For the longest time, I’ve maintained that meteorologists just throw darts to figure out what tomorrow’s weather is going to be.  It’s amusing, but it’s an unfair characterization.  Meteorologists can tell you a tremendous amount about how weather works, but it’s such a complicated subject that there is a very steep drop-off in the accuracy of predictions even a few hours into the future.  Case in point – why do we still have tornado sirens?  Those are only good to tell you when one’s actually been sighted.  Why can’t we predict even 15 minutes from now when one will form?

At any rate, the few occasions in the past where I’ve actually paid attention to the weather forecasts a week or so leading up to some outdoor event, it seems like the "it’s gonna precipitate / it’s gonna shine" switches at least twice before the day arrives.  I write software for a living so I’m all for updating estimates when it’s clear that they are no longer valid.  However, when a weather forecast changes daily – or at least it seems to – what’s the value in anything other than a 4 HOUR, not day, forecast?  Or, to put it another way, how accurate ARE 1-day, 2-day, 1-week, etc. forecasts?

To find out, I propose an application that pulls together forecasts and actuals from a variety of sources, and then does a statistical analysis to see how well each source actually does at forecasting the weather.  Here are some questions I think an application like this could make:

1. How accurate are source X’s 1-day, 2-day, 3-day, 1-week (etc.) forecasts?
2. How closely does X get to the actual high and low temperature for the day?
3. How well do they predict when the sun will shine versus when it will rain/snow?
4. How does source X compare to other sources?
5. Is source X’s 2-day forecasts more accurate than source Y?
6. Does source Y’s 1-week forecasts more accurate than source X?
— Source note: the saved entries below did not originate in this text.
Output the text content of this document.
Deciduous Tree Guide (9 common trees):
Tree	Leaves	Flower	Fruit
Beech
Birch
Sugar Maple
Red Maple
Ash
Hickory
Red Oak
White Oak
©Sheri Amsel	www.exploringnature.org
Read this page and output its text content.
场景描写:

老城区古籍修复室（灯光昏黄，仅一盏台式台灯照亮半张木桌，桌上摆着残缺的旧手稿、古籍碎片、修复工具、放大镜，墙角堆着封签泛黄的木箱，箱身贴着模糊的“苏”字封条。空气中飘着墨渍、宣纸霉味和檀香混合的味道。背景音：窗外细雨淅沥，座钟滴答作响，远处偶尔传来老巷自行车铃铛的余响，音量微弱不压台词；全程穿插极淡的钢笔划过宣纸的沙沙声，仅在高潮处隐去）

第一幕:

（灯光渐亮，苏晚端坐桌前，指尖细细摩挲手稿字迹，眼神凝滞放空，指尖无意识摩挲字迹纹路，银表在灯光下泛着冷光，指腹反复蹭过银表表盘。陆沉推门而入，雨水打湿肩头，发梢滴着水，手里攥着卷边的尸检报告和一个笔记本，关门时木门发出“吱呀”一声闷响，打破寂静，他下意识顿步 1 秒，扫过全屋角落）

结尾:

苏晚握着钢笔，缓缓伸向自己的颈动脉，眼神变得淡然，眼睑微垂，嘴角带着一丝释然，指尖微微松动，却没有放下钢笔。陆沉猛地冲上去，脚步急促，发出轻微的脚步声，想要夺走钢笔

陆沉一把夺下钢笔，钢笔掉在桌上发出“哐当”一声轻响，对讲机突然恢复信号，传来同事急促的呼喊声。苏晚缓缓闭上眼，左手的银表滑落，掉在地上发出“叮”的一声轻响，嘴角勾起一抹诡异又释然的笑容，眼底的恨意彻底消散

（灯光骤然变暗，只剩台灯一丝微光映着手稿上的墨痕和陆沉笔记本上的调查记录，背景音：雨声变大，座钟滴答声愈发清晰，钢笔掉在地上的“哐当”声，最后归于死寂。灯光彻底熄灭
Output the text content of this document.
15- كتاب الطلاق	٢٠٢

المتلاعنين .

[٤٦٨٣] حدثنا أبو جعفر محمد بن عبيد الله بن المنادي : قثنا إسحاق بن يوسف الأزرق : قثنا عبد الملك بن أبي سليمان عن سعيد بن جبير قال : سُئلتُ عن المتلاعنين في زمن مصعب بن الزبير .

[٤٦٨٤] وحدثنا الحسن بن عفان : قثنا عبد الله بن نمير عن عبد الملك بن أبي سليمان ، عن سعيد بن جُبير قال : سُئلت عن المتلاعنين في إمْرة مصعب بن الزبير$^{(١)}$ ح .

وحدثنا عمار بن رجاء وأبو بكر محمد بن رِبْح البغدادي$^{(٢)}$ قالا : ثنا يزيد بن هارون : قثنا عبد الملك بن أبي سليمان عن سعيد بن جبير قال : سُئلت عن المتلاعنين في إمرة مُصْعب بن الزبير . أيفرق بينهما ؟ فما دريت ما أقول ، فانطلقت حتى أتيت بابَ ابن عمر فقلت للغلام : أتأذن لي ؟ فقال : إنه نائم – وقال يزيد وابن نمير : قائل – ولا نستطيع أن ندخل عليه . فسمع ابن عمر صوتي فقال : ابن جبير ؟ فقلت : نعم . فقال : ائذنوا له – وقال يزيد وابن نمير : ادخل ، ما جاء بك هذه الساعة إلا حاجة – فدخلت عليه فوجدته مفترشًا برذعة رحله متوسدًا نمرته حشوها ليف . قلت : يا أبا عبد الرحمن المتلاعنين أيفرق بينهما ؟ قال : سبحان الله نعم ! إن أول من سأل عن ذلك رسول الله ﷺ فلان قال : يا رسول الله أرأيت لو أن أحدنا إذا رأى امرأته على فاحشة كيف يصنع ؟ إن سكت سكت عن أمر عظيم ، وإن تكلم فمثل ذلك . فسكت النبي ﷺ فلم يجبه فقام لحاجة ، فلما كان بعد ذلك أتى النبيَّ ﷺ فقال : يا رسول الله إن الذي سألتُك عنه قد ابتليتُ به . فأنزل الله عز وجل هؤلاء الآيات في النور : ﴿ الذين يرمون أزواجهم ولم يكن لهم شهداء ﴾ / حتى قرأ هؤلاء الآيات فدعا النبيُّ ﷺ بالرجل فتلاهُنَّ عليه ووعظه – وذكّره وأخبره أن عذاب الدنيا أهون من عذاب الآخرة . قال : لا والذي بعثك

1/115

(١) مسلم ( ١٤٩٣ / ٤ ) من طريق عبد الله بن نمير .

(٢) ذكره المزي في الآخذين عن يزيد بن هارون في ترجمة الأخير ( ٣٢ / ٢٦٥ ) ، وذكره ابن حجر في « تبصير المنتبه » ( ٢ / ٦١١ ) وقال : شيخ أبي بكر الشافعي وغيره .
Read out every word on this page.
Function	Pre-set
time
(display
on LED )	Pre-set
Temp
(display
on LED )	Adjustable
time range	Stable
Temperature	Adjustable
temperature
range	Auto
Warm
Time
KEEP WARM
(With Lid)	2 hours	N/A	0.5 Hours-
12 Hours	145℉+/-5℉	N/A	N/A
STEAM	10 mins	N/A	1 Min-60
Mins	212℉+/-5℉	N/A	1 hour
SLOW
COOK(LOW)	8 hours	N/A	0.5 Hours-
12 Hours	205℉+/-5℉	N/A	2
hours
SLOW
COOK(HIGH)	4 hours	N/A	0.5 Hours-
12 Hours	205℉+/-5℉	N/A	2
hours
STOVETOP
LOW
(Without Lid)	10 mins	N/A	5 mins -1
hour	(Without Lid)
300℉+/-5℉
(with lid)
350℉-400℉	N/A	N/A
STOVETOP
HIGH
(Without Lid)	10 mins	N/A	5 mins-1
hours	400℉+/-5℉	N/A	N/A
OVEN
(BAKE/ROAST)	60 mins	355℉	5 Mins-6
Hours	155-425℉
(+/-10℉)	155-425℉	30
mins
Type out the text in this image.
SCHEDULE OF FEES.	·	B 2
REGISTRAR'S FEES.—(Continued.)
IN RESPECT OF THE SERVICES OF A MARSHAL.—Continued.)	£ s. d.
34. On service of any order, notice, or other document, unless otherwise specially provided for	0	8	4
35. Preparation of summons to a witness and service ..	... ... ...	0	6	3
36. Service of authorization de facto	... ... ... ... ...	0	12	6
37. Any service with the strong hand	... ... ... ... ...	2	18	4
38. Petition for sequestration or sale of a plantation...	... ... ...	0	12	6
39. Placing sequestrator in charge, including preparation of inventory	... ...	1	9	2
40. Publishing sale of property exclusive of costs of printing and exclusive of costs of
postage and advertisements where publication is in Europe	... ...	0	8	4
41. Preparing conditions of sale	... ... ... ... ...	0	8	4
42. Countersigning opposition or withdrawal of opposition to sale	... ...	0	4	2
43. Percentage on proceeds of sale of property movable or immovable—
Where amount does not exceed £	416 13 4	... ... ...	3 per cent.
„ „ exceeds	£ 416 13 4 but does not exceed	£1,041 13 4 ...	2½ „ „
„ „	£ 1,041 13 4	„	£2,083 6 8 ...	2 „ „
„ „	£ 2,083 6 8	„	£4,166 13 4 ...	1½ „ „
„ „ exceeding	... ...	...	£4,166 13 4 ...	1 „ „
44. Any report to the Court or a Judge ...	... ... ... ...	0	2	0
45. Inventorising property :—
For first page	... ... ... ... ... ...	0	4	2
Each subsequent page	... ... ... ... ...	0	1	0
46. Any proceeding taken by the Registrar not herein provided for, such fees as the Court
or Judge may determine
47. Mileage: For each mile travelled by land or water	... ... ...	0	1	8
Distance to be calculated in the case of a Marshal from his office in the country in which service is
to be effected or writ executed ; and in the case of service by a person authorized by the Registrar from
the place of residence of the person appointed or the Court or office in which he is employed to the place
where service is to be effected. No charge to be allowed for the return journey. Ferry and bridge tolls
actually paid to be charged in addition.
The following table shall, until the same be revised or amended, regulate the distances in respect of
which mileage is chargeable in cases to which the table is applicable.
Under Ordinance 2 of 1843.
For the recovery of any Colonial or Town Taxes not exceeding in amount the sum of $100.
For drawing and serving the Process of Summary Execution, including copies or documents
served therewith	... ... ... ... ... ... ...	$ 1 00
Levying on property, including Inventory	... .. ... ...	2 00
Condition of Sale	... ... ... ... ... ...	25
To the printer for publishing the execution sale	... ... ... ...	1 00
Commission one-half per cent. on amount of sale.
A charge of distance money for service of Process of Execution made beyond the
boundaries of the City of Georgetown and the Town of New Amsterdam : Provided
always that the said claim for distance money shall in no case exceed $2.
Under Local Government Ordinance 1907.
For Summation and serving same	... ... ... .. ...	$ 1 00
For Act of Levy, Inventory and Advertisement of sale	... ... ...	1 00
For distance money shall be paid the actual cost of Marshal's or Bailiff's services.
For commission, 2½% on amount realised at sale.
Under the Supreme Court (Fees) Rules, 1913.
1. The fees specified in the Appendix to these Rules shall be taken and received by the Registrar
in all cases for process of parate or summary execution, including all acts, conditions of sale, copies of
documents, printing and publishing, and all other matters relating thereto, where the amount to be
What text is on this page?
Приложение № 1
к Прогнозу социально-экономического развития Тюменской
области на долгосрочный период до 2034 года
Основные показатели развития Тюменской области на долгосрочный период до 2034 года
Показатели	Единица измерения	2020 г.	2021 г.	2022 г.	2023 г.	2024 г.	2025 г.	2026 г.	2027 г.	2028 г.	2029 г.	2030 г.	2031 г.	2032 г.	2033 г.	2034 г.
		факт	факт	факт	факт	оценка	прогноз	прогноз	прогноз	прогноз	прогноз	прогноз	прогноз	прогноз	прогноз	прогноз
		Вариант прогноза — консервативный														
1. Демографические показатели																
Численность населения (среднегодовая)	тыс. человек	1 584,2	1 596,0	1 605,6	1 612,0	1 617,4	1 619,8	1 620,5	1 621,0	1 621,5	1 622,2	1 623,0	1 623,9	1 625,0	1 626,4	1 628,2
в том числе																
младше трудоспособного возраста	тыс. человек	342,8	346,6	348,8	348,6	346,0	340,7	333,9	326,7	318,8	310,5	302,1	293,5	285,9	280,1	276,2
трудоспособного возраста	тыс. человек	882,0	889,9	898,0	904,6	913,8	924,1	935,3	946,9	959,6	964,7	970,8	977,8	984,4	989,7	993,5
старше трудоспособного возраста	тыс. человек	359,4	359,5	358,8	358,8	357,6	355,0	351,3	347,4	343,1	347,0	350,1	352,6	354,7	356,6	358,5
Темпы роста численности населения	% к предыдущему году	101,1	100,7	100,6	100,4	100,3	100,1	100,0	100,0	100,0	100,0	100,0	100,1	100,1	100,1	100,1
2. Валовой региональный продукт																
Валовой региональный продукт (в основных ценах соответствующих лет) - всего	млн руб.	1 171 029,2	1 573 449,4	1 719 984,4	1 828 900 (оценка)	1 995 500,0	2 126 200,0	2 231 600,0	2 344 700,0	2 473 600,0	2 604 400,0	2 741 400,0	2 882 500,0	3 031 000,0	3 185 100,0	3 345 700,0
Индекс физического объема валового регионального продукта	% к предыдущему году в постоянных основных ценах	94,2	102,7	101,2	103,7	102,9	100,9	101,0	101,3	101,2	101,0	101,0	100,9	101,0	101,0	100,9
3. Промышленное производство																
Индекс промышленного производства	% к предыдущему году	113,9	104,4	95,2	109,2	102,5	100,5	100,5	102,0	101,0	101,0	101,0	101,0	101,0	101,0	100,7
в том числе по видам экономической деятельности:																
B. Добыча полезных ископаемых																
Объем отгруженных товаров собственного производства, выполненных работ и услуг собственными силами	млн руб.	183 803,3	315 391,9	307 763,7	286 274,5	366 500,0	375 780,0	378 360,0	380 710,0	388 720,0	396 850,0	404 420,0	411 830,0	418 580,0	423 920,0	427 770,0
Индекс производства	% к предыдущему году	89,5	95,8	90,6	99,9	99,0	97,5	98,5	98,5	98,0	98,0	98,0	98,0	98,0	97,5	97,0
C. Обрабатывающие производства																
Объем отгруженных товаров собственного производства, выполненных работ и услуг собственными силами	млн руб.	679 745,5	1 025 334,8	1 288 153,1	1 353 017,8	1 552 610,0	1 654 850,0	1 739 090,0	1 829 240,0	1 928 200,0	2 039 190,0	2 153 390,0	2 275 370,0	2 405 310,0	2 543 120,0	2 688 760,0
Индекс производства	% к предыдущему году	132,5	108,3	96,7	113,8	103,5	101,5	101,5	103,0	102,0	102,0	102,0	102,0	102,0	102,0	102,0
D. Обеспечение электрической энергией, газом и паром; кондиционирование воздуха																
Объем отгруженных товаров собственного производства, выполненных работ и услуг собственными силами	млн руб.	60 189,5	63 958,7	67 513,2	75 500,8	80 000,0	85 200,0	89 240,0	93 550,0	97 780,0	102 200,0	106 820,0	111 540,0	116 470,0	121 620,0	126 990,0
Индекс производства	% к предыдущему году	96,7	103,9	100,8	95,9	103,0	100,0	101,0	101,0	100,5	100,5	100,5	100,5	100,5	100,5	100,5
The forecasts and current conditions are available from several places now in the form of RSS and other feeds. The bulk of the gathering piece to this application would be building the interfaces to those sources, and merging the data together into a common storage structure.

This kind of data gathering could lead to habits such as "if you have to look more than 3 days out, look at Source Z’s forecasts – they are the most accurate.  Once you get to the day before, however, then Source W’s forecasts are actually more accurate than Z’s."  Then, you could use the data and analysis from this first program to feed into a second that always displays the most accurate information at any given time.

Now, to spice things up a bit, let’s introduce a forecast of our own, and see how it stacks up to the professional ones.  These forecasts would be based on some relatively arbitrary formula, taking into account things like month of year, the previous day’s weather, and some random number used to vary the temperatures and probability of precipitation.  In other words – would throwing darts be just as accurate after all?